In his email to Auditor General Kimi Makwetu, SIU’s internal integrity officer Bongani Mpungose asked Makwetu to investigate “the expenditure on sex toys paid by the SIU amounts to wasteful expenditure”. Mpungose added: “I fail to see how National Treasury and the auditor general can see this expenditure as fruitful.”

In his email, Mpungose also asked Makwetu to probe the recruitment of Andre Gernandt as SIU’s chief financial officer.

Independent Media understands that Gernandt was allegedly recruited from the Road Accident Fund (RAF) to Medscheme by Jan Mothibi - current head of SIU - who was then Medscheme’s executive director for legal, governance, risk and compliance.

In his curriculum vitae, Gernandt lists as one of his achievements “successfully outsourcing a tender for Medscheme to process claims lodged against RAF in 2013”.

He left Medscheme to join Mothibi after he was appointment to his position as SIU head in May last year.

It is this history between the two men that Mpungose said helped Gernandt “to avoid proper recruitment processes”.

But Pandor denied any impropriety in hiring Gernandt, saying the process “was done in accordance with established SIU practice, which was applied, consistently to previous CFO’s, which allows for headhunting”.

Mpungose had also written a scathing email to Mothibi expressing his dismay in his leadership and accusing him of turning a blind eye to corruption within the SIU.

He said had he asked for the auditor general’s help after all his internal pleas, including to Mothibi himself, all fell on deaf ears.

However disaster struck after an auditor general staff member sent the auditor general’s response to Mpungose to another SIU official, who then sent it to the unit’s senior staff including Mothibi.

Mpungose, who is being charged with “gross misconduct”, is convinced the leaked response to his email is the source of all his troubles.

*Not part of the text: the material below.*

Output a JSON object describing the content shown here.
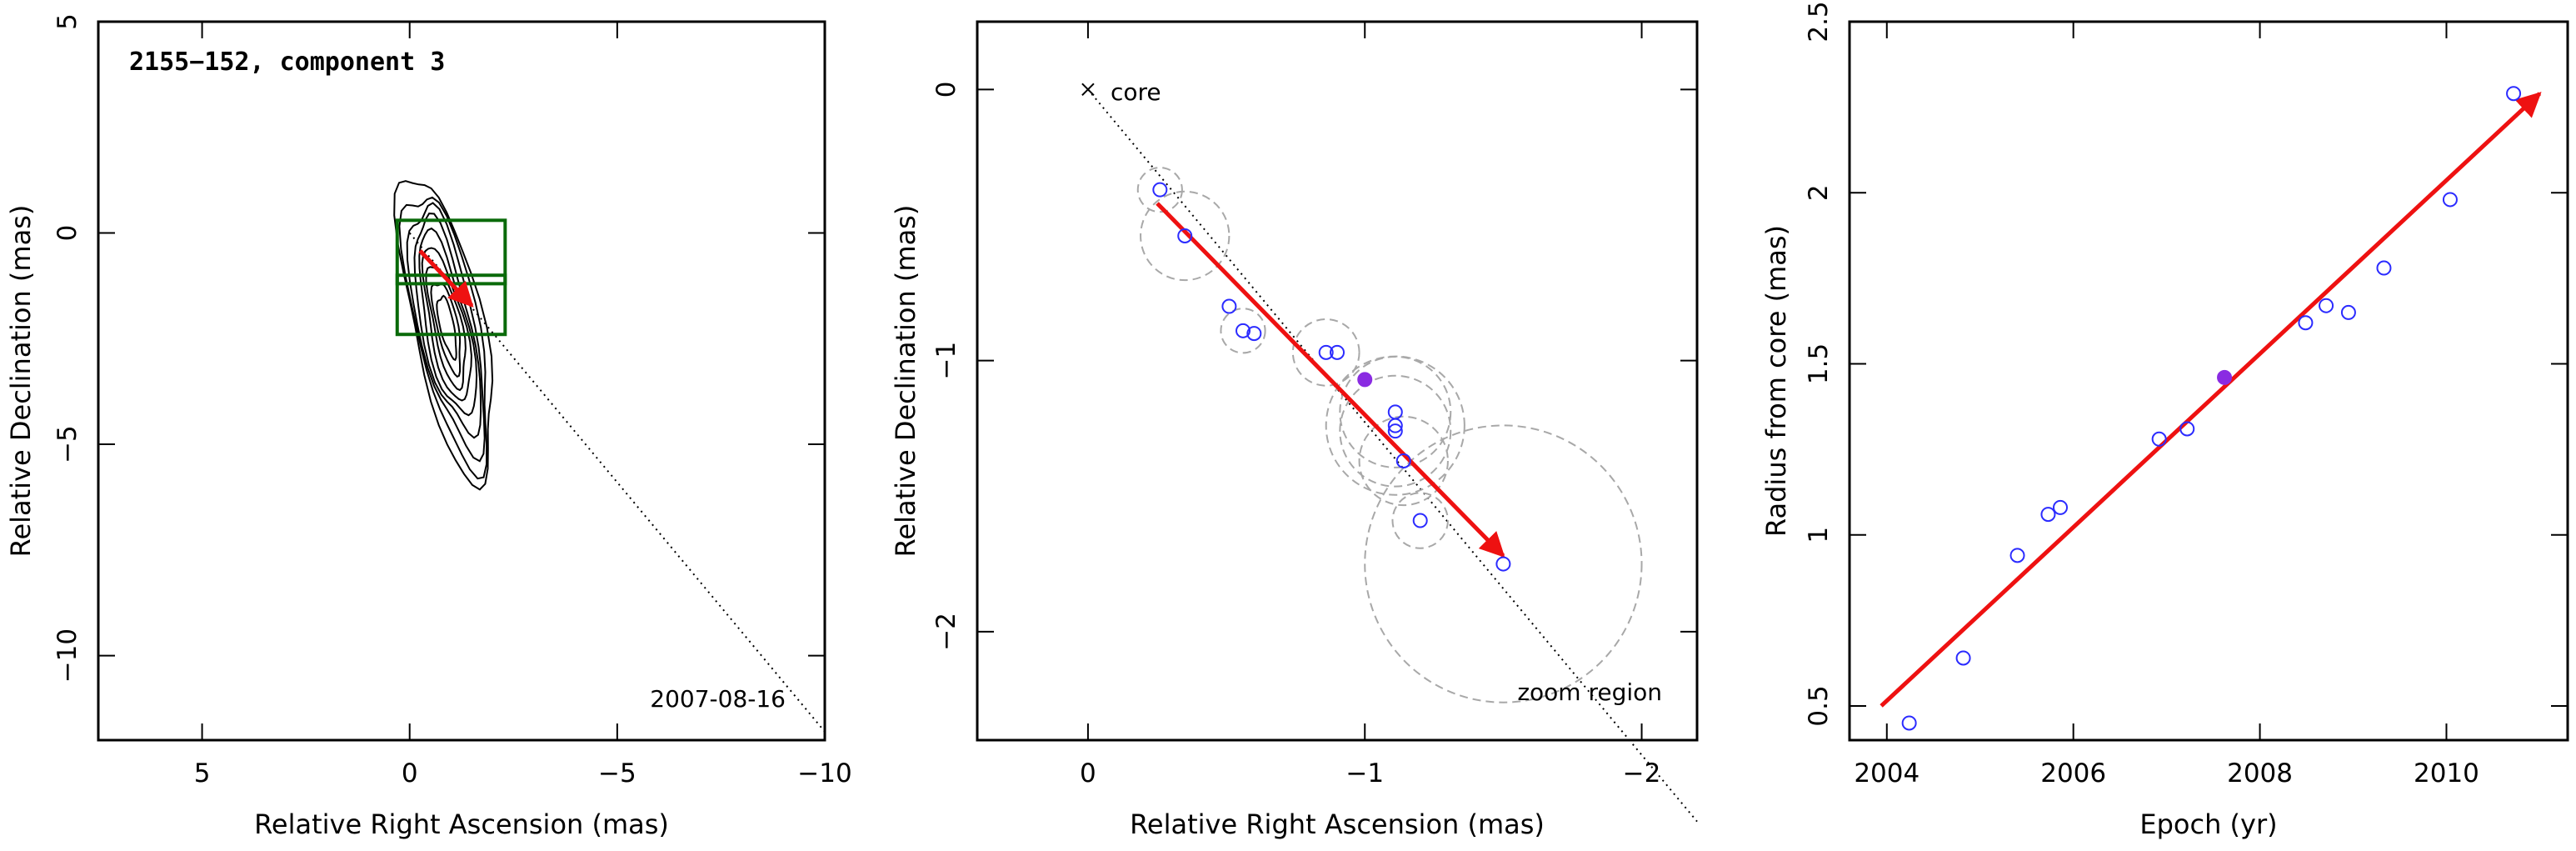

“I feel betrayed by the Office of the Auditor General, which dismally failed to protect a whistleblower.

“I’m being charged because of this letter that I sent to the AG’s office, which in turn did not respond to me as the complainant but to someone else who then tipped off SIU management.”

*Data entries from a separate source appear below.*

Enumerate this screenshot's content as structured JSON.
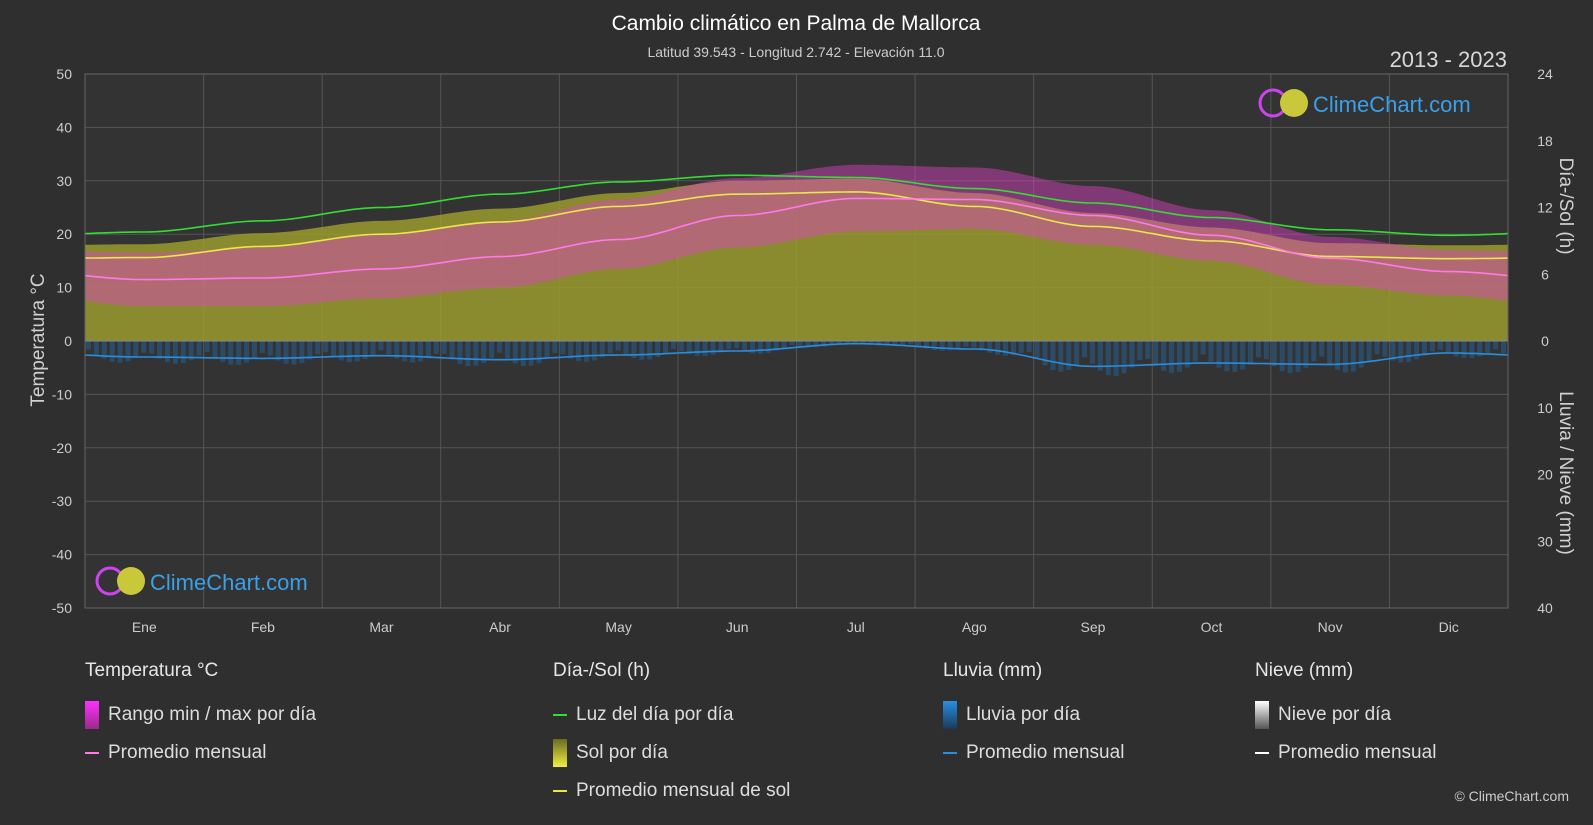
{
  "header": {
    "title": "Cambio climático en Palma de Mallorca",
    "subtitle": "Latitud 39.543 - Longitud 2.742 - Elevación 11.0",
    "years": "2013 - 2023"
  },
  "axes": {
    "left_label": "Temperatura °C",
    "right_top_label": "Día-/Sol (h)",
    "right_bottom_label": "Lluvia / Nieve (mm)"
  },
  "logo_text": "ClimeChart.com",
  "copyright": "© ClimeChart.com",
  "legend": {
    "temperature": {
      "title": "Temperatura °C",
      "range_label": "Rango min / max por día",
      "avg_label": "Promedio mensual"
    },
    "sun": {
      "title": "Día-/Sol (h)",
      "daylight_label": "Luz del día por día",
      "sun_label": "Sol por día",
      "sun_avg_label": "Promedio mensual de sol"
    },
    "rain": {
      "title": "Lluvia (mm)",
      "rain_label": "Lluvia por día",
      "avg_label": "Promedio mensual"
    },
    "snow": {
      "title": "Nieve (mm)",
      "snow_label": "Nieve por día",
      "avg_label": "Promedio mensual"
    }
  },
  "colors": {
    "background": "#2f2f2f",
    "temp_range": "#e040c8",
    "temp_avg": "#ff7ae8",
    "daylight": "#33dd33",
    "sunshine": "#9a9a2e",
    "sun_avg": "#e8e84a",
    "rain": "#1e78c8",
    "rain_avg": "#2a8ee0",
    "snow_avg": "#ffffff"
  },
  "chart_data": {
    "type": "area",
    "months": [
      "Ene",
      "Feb",
      "Mar",
      "Abr",
      "May",
      "Jun",
      "Jul",
      "Ago",
      "Sep",
      "Oct",
      "Nov",
      "Dic"
    ],
    "temp_axis": {
      "min": -50,
      "max": 50,
      "ticks": [
        50,
        40,
        30,
        20,
        10,
        0,
        -10,
        -20,
        -30,
        -40,
        -50
      ]
    },
    "sun_axis": {
      "min": 0,
      "max": 24,
      "ticks": [
        24,
        18,
        12,
        6,
        0
      ]
    },
    "rain_axis": {
      "min": 0,
      "max": 40,
      "ticks": [
        0,
        10,
        20,
        30,
        40
      ]
    },
    "series": [
      {
        "name": "Luz del día por día",
        "unit": "h",
        "values": [
          9.8,
          10.8,
          12.0,
          13.2,
          14.3,
          14.9,
          14.7,
          13.7,
          12.4,
          11.1,
          10.0,
          9.5
        ]
      },
      {
        "name": "Promedio mensual de sol",
        "unit": "h",
        "values": [
          7.5,
          8.5,
          9.6,
          10.7,
          12.1,
          13.2,
          13.4,
          12.1,
          10.3,
          9.0,
          7.6,
          7.4
        ]
      },
      {
        "name": "Promedio mensual",
        "unit": "°C",
        "values": [
          11.5,
          11.8,
          13.5,
          15.8,
          19.0,
          23.5,
          26.7,
          26.5,
          23.5,
          19.8,
          15.5,
          13.0
        ]
      },
      {
        "name": "Temp max",
        "unit": "°C",
        "values": [
          16.5,
          17.5,
          20.0,
          22.5,
          26.5,
          30.5,
          33.0,
          32.5,
          29.0,
          24.5,
          19.5,
          17.0
        ]
      },
      {
        "name": "Temp min",
        "unit": "°C",
        "values": [
          6.5,
          6.5,
          8.0,
          10.0,
          13.5,
          17.5,
          20.5,
          21.0,
          18.0,
          15.0,
          10.5,
          8.5
        ]
      },
      {
        "name": "Lluvia promedio mensual",
        "unit": "mm",
        "values": [
          2.4,
          2.6,
          2.2,
          2.8,
          2.1,
          1.5,
          0.4,
          1.2,
          3.8,
          3.3,
          3.5,
          1.8
        ]
      }
    ]
  }
}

Independent Media has seen an email from Jan van Schalkwyk, executive in the audito general’s office addressed to Mpungose in which he defended the leak.

“The letter you sent to us gave no indication of this being a personal or whistleblower matter. Your letter was written on an official SIU letterhead and you signed it off in your official capacity. We therefore took it as an official request,” Van Schalkwyk wrote.

Despite Independent Media being provided with evidence showing Mpungose has been served with disciplinary charges, the SIU denied any of its senior staffers was facing charges.

“There is no employee who is being charged for being a whistleblower.

“On an ongoing basis the SIU receives whistle-blowing reports/tip offs and handles them in accordance with the Protected Disclosures Act,” said Pandor.